The advantage of darkfield microscopy also becomes its disadvantage: not only the specimen, but dust and other particles scatter the light and are easily observed. For example, not only the cheek cells but the bacteria in saliva are evident in Figure 2D. More care in sample preparation needs to be exercised in darkfield application. Glass slides need to be thoroughly cleaned of extraneous dust and dirt. It may be necessary to filter sample media (agar, water, saline) to exclude confusing contaminants. Sample materials need to be spread thinly; too much material on the slide creates many overlapping layers and edges making it difficult to interpret structures.

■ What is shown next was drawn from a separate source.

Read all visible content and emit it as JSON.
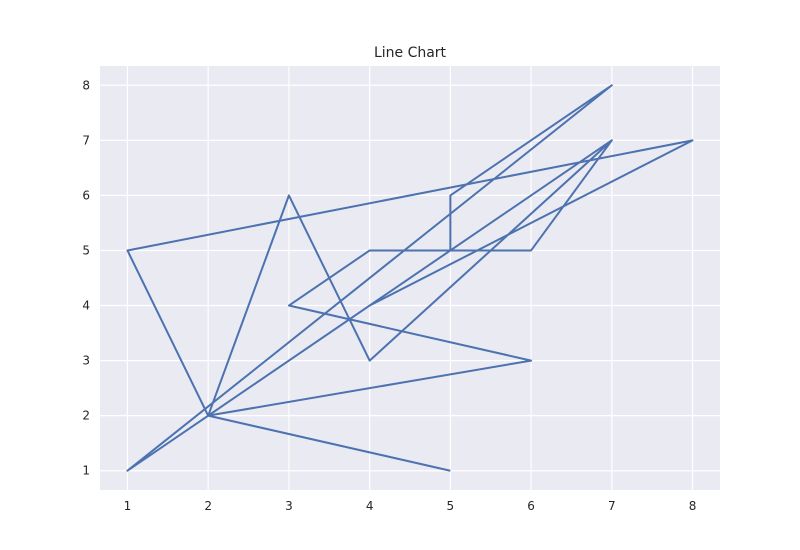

To create the image, this technique relies on scattered light from specimens. Color is lacking or minimal; this can be disappointing to the viewer. The actual size of specimens is also impacted; the width of objects becomes exaggerated.
Figure 2 compares the images of living Chlamydomonas, a biflagellate algae in brightfield and in darkfield modes. Although the cells are seen with brightfield, the flagella are not discernible (Fig. 2B). Some contrast can be achieved by closing down the condenser aperture diaphragm which then allows the flagella to be seen (Fig. 2A). However, closing down the condenser aperture decreases the numerical aperture of objective lens effectively reducing the resolution. Darkfield allows flagella and details inside the to be seen distinctly (Fig. 2C). The use of darkfield microscopy thus achieves both high contrast and high resolution.
Cheek cells make a quick study. Buccal cells are obtained by gently scraping the inside of the mouth with a toothpick and thinly spreading the cells on a slide; a cover slip is placed over the preparation which is not allowed to dry. These cells have no inherent contrast and are difficult to see with a brightfield. Dramatic contrast is achieved in a darkfield microscope; the nucleus and other intracellular inclusions as well as bacteria in the surrounding medium can be easily located and identified (Fig. 2D).